Kur’an-ı Kerim’de şöyle buyrulur: “İşte bu yüzdendir ki İsrailoğullarına şöyle yazmıştık: Kim bir cana veya yeryüzünde bozgunculuk çıkarmaya karşılık olmaksızın (haksız yere) bir cana kıyarsa bütün insanları öldürmüş gibi olur. Her kim bir canı kurtarırsa bütün insanları kurtarmış gibi olur. Peygamberlerimiz onlara apaçık deliller getirdiler; ama bundan sonra da onlardan çoğu yine yeryüzünde aşırı gitmektedirler.” (Mâide: 32)

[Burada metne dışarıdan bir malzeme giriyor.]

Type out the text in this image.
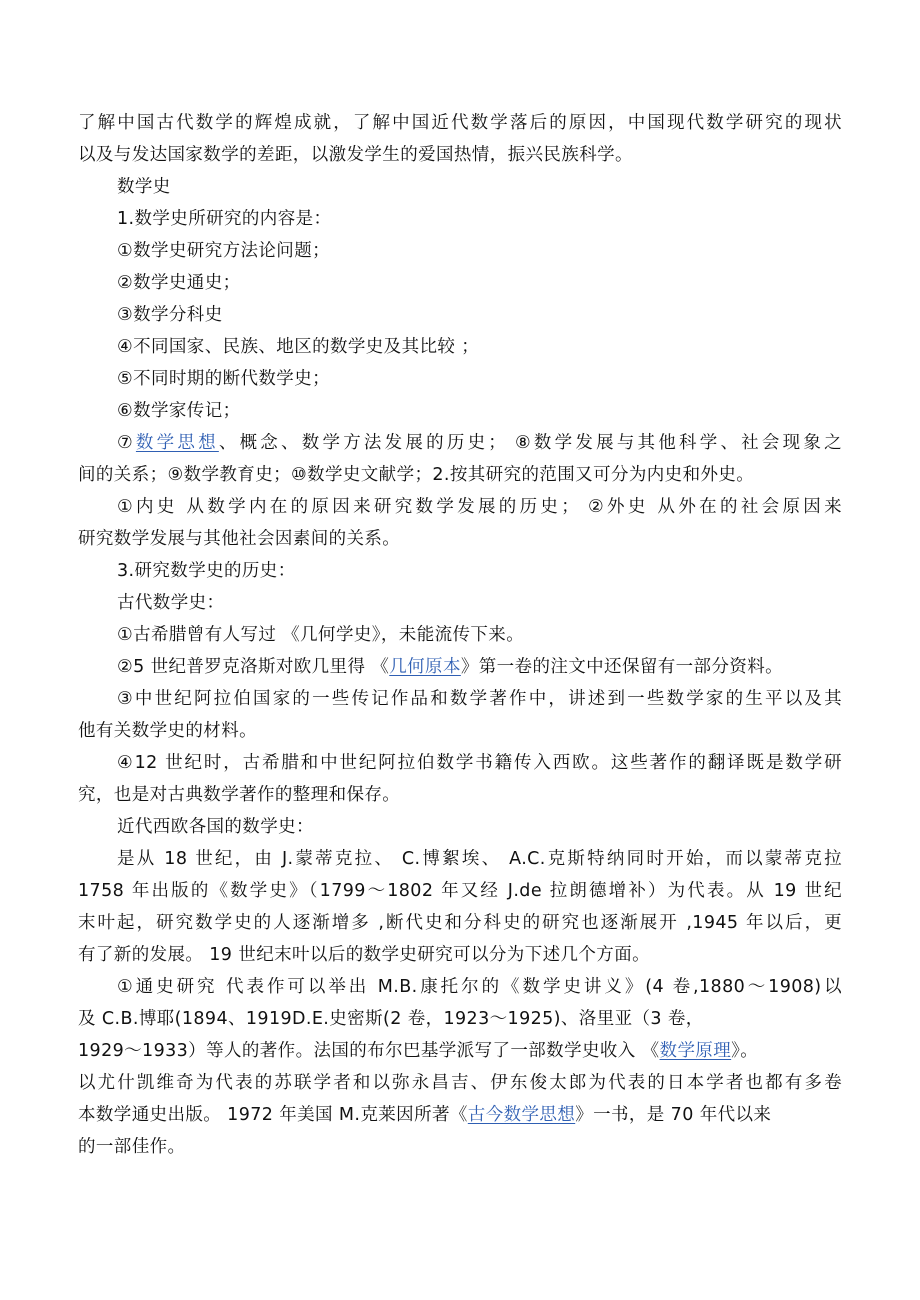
了解中国古代数学的辉煌成就，了解中国近代数学落后的原因，中国现代数学研究的现状
以及与发达国家数学的差距，以激发学生的爱国热情，振兴民族科学。
数学史
1.数学史所研究的内容是：
①数学史研究方法论问题；
②数学史通史；
③数学分科史
④不同国家、民族、地区的数学史及其比较 ；
⑤不同时期的断代数学史；
⑥数学家传记；
⑦数学思想、概念、数学方法发展的历史； ⑧数学发展与其他科学、社会现象之
间的关系；⑨数学教育史；⑩数学史文献学；2.按其研究的范围又可分为内史和外史。
①内史 从数学内在的原因来研究数学发展的历史； ②外史 从外在的社会原因来
研究数学发展与其他社会因素间的关系。
3.研究数学史的历史：
古代数学史：
①古希腊曾有人写过 《几何学史》，未能流传下来。
②5 世纪普罗克洛斯对欧几里得 《几何原本》第一卷的注文中还保留有一部分资料。
③中世纪阿拉伯国家的一些传记作品和数学著作中，讲述到一些数学家的生平以及其
他有关数学史的材料。
④12 世纪时，古希腊和中世纪阿拉伯数学书籍传入西欧。这些著作的翻译既是数学研
究，也是对古典数学著作的整理和保存。
近代西欧各国的数学史：
是从 18 世纪，由 J.蒙蒂克拉、 C.博絮埃、 A.C.克斯特纳同时开始，而以蒙蒂克拉
1758 年出版的《数学史》（1799～1802 年又经 J.de 拉朗德增补）为代表。从 19 世纪
末叶起，研究数学史的人逐渐增多 ,断代史和分科史的研究也逐渐展开 ,1945 年以后，更
有了新的发展。 19 世纪末叶以后的数学史研究可以分为下述几个方面。
①通史研究 代表作可以举出 M.B.康托尔的《数学史讲义》(4 卷,1880～1908)以
及 C.B.博耶(1894、1919D.E.史密斯(2 卷，1923～1925)、洛里亚（3 卷，
1929～1933）等人的著作。法国的布尔巴基学派写了一部数学史收入 《数学原理》。
以尤什凯维奇为代表的苏联学者和以弥永昌吉、伊东俊太郎为代表的日本学者也都有多卷
本数学通史出版。 1972 年美国 M.克莱因所著《古今数学思想》一书，是 70 年代以来
的一部佳作。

Bu ayeti kerimeden anlaşıldığı gibi kim (haksız yere) bir cana kıyarsa bütün insanları öldürmüş gibi olur. “Her kim bir canı kurtarırsa bütün insanları kurtarmış gibi olur” cümlesinin manası ise maktulün yakınları katili idam etmeyip diyet alır veya affederse bütün insanlığı diriltmiş gibi olur.